La modificación al artículo 27 de la Constitución fue avalada con 59 votos del oficialismo y sus aliados, incluidos dos diputados de la oposición, sin discusión previa en el Parlamento. El nuevo texto establece que “la pena perpetua solo se impondrá a los homicidas, violadores y terroristas”, pese a que la Carta Magna salvadoreña prohibía hasta ahora este tipo de condenas al priorizar la rehabilitación de los reclusos.
Bukele defendió la medida en un mensaje previo a la votación, al afirmar: “Vamos a ver quiénes apoyan esta reforma y quiénes se atreven a defender que la Constitución continúe prohibiendo que asesinos y violadores permanezcan en prisión”. El mandatario anunció la iniciativa tras la difusión de un informe elaborado por juristas internacionales que acusa a su administración de presuntos crímenes de lesa humanidad bajo el régimen de excepción vigente desde hace cuatro años.
Durante la sesión legislativa, el ministro de Justicia y Seguridad, Gustavo Villatoro, defendió la reforma y arremetió contra organizaciones de derechos humanos que han denunciado abusos en el marco de la política de seguridad. “Lo que estamos haciendo es de carácter irreversible”, aseguró, al tiempo que criticó a estos organismos por, según dijo, favorecer a criminales.

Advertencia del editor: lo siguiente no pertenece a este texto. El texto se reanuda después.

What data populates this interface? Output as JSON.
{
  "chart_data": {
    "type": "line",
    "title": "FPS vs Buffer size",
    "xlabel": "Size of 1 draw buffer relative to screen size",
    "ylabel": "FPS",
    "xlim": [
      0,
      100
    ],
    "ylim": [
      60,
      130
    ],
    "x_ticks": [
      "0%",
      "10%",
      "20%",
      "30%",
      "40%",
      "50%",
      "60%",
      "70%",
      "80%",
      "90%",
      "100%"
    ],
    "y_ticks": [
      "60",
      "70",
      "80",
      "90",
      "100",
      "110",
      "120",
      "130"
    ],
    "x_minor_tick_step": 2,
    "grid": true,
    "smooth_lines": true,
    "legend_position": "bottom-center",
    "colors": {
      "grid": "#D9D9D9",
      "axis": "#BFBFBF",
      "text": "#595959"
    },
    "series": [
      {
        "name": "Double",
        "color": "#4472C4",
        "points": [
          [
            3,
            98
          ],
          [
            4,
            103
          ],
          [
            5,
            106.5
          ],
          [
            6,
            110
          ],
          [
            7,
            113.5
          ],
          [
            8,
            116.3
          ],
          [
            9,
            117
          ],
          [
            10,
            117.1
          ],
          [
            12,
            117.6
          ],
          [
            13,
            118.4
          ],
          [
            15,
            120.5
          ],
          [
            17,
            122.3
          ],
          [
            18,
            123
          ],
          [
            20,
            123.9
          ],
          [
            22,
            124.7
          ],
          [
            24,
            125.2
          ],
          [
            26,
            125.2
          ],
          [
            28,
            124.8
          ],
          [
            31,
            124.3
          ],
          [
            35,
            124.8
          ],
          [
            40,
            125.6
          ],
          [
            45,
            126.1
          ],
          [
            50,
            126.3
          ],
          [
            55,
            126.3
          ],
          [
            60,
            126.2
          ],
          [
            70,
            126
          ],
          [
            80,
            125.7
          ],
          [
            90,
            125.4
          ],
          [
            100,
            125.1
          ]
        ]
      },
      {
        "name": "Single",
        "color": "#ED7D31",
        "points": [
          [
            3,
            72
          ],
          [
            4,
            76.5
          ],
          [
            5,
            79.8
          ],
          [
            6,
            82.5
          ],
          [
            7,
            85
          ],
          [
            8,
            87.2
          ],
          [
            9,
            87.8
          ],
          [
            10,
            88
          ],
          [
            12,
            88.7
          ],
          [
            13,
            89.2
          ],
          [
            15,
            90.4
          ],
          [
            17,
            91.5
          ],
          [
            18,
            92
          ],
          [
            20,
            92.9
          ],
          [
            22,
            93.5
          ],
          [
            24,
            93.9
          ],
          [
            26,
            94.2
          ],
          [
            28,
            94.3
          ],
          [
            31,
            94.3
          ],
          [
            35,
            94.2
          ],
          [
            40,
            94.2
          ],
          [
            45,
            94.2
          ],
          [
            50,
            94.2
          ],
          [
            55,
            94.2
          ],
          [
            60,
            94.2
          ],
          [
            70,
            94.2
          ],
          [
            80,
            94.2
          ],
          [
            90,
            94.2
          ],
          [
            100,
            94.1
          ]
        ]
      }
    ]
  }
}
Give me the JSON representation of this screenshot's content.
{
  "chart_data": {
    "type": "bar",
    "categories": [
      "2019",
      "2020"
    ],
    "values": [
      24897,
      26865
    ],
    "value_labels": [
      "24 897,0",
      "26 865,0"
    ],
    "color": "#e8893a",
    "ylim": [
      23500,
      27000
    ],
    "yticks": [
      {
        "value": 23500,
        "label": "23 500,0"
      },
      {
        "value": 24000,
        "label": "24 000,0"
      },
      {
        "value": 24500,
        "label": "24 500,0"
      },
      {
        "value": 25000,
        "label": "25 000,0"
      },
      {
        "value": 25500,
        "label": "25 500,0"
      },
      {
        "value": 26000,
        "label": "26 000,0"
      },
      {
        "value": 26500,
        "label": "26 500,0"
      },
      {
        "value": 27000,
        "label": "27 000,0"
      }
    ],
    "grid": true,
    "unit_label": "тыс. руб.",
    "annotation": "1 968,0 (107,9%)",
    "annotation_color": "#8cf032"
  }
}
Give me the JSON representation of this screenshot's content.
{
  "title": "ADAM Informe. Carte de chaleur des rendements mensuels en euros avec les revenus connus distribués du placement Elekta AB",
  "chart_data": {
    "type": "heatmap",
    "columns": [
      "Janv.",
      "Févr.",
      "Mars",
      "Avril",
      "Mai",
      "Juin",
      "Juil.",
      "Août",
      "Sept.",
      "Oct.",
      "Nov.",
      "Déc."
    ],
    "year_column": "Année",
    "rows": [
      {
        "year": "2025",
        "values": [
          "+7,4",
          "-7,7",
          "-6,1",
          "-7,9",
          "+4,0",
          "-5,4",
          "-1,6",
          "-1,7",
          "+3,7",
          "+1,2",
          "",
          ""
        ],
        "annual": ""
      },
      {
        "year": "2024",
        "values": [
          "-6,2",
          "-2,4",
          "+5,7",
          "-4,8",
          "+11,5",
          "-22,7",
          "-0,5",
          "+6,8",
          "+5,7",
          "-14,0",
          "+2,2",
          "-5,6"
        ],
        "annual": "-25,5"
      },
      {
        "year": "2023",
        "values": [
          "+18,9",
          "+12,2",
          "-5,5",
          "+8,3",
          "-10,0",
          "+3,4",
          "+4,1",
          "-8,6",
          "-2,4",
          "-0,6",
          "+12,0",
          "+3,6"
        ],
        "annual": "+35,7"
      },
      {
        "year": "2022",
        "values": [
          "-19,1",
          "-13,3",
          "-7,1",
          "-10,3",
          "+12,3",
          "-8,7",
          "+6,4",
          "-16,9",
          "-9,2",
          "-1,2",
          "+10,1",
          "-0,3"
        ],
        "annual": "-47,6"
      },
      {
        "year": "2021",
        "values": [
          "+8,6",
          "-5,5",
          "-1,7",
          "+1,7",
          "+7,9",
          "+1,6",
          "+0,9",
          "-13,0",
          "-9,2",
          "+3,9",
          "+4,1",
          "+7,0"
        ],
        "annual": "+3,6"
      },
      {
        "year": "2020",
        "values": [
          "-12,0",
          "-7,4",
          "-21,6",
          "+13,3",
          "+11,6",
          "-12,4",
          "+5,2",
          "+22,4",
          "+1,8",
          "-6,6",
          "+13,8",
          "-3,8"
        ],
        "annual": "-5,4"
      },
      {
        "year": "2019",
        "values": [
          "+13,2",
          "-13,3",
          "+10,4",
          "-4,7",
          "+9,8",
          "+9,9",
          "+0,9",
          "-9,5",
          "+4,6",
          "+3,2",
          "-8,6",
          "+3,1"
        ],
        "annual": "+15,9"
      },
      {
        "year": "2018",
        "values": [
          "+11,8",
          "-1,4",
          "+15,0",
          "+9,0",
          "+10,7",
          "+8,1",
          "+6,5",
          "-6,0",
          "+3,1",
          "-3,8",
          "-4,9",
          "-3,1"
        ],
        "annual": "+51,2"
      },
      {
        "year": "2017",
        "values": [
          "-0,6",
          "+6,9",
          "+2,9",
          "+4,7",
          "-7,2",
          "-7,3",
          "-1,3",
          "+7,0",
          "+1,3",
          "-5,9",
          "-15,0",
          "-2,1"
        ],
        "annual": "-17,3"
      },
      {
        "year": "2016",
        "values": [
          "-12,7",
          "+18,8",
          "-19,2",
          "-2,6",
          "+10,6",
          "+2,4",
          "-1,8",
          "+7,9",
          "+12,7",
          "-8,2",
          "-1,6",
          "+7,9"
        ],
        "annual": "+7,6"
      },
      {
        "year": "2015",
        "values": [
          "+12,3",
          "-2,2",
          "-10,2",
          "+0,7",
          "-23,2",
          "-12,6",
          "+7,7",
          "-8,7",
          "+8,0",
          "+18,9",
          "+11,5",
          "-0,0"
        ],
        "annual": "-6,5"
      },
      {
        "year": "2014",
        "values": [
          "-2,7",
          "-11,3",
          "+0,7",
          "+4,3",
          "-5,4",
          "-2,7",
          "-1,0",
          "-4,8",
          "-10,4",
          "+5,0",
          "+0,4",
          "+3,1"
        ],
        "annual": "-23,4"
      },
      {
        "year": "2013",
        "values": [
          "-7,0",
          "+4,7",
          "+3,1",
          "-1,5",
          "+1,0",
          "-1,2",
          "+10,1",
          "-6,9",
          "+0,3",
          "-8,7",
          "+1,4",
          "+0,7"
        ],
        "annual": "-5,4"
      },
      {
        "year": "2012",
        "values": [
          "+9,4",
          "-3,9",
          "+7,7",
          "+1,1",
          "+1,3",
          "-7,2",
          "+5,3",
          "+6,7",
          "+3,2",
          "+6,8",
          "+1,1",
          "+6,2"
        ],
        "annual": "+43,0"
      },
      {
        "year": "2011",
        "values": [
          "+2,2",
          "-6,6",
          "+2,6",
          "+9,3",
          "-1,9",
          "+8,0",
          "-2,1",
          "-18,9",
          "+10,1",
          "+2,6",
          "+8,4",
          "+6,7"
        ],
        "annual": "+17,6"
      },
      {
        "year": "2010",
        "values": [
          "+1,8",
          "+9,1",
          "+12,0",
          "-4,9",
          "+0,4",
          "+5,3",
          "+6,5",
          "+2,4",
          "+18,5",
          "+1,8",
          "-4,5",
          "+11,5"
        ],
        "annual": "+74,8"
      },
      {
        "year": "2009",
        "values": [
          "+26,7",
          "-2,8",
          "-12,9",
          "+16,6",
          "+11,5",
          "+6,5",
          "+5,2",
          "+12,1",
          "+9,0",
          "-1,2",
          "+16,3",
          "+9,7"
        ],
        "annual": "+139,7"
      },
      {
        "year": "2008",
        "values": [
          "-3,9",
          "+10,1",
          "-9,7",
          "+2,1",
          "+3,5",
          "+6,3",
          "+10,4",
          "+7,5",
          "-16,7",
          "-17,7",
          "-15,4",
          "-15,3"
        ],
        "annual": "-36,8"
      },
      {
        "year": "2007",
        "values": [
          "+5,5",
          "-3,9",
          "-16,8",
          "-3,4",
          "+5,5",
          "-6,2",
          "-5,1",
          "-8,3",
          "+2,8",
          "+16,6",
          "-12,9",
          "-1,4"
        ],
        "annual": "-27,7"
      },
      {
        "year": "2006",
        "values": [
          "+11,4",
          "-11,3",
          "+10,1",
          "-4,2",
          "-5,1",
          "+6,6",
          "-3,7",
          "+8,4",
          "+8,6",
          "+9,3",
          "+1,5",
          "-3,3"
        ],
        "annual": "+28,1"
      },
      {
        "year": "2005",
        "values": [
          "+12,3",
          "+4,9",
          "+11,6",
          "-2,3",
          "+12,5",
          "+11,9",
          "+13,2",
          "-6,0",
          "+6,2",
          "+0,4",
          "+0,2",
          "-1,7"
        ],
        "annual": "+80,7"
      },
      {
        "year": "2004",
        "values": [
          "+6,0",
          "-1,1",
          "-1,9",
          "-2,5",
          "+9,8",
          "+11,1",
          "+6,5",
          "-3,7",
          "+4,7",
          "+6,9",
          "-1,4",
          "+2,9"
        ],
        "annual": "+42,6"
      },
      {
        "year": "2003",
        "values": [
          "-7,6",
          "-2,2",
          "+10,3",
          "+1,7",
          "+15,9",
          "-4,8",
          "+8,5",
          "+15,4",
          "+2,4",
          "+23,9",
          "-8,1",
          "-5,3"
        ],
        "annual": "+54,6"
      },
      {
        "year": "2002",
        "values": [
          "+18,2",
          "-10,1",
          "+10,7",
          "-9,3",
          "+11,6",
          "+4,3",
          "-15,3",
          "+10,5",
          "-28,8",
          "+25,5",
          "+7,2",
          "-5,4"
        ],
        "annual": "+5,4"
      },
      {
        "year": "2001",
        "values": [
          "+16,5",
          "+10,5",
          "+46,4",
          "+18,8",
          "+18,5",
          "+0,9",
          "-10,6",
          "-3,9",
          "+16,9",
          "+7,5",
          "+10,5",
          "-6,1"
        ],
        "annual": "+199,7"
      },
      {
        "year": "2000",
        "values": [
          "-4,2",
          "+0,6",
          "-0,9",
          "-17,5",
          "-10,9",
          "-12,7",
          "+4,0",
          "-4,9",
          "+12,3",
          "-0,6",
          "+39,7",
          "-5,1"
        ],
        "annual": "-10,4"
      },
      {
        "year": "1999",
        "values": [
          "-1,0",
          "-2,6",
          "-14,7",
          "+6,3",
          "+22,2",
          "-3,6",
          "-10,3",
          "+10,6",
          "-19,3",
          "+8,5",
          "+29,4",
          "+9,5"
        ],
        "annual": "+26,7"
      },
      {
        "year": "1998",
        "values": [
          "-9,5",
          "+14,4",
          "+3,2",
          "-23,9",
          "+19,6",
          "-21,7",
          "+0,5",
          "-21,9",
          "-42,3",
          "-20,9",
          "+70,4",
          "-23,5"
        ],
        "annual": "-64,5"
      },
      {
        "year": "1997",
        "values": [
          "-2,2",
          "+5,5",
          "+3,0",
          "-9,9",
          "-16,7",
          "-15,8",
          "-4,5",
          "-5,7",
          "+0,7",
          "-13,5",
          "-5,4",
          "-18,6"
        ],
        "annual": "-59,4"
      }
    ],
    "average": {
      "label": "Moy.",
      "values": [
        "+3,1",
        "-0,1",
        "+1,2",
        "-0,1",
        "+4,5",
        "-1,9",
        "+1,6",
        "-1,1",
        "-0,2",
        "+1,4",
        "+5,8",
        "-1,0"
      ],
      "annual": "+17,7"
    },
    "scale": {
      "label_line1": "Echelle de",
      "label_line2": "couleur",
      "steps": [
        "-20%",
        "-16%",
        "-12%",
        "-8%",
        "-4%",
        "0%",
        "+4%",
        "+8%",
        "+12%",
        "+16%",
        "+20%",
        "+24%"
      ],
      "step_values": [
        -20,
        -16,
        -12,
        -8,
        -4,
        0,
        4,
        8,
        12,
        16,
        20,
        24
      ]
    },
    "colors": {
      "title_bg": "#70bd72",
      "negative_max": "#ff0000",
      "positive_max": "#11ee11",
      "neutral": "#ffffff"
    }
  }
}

Hasta ahora, la legislación salvadoreña establecía un máximo de 60 años de cumplimiento efectivo de pena, aunque recientemente la Fiscalía informó de condenas simbólicas que superan los mil años de prisión contra pandilleros. La reforma marca un giro en el sistema penal del país, en medio de un clima de confrontación entre el Gobierno y sectores que cuestionan el impacto del régimen de excepción sobre las garantías fundamentales.
Tras la publicación del informe internacional, el Ejecutivo intensificó su defensa en redes sociales. Bukele rechazó las acusaciones y señaló que organizaciones de derechos humanos buscan la liberación masiva de detenidos por vínculos con pandillas, en un nuevo capítulo de la disputa entre el Gobierno y sus críticos.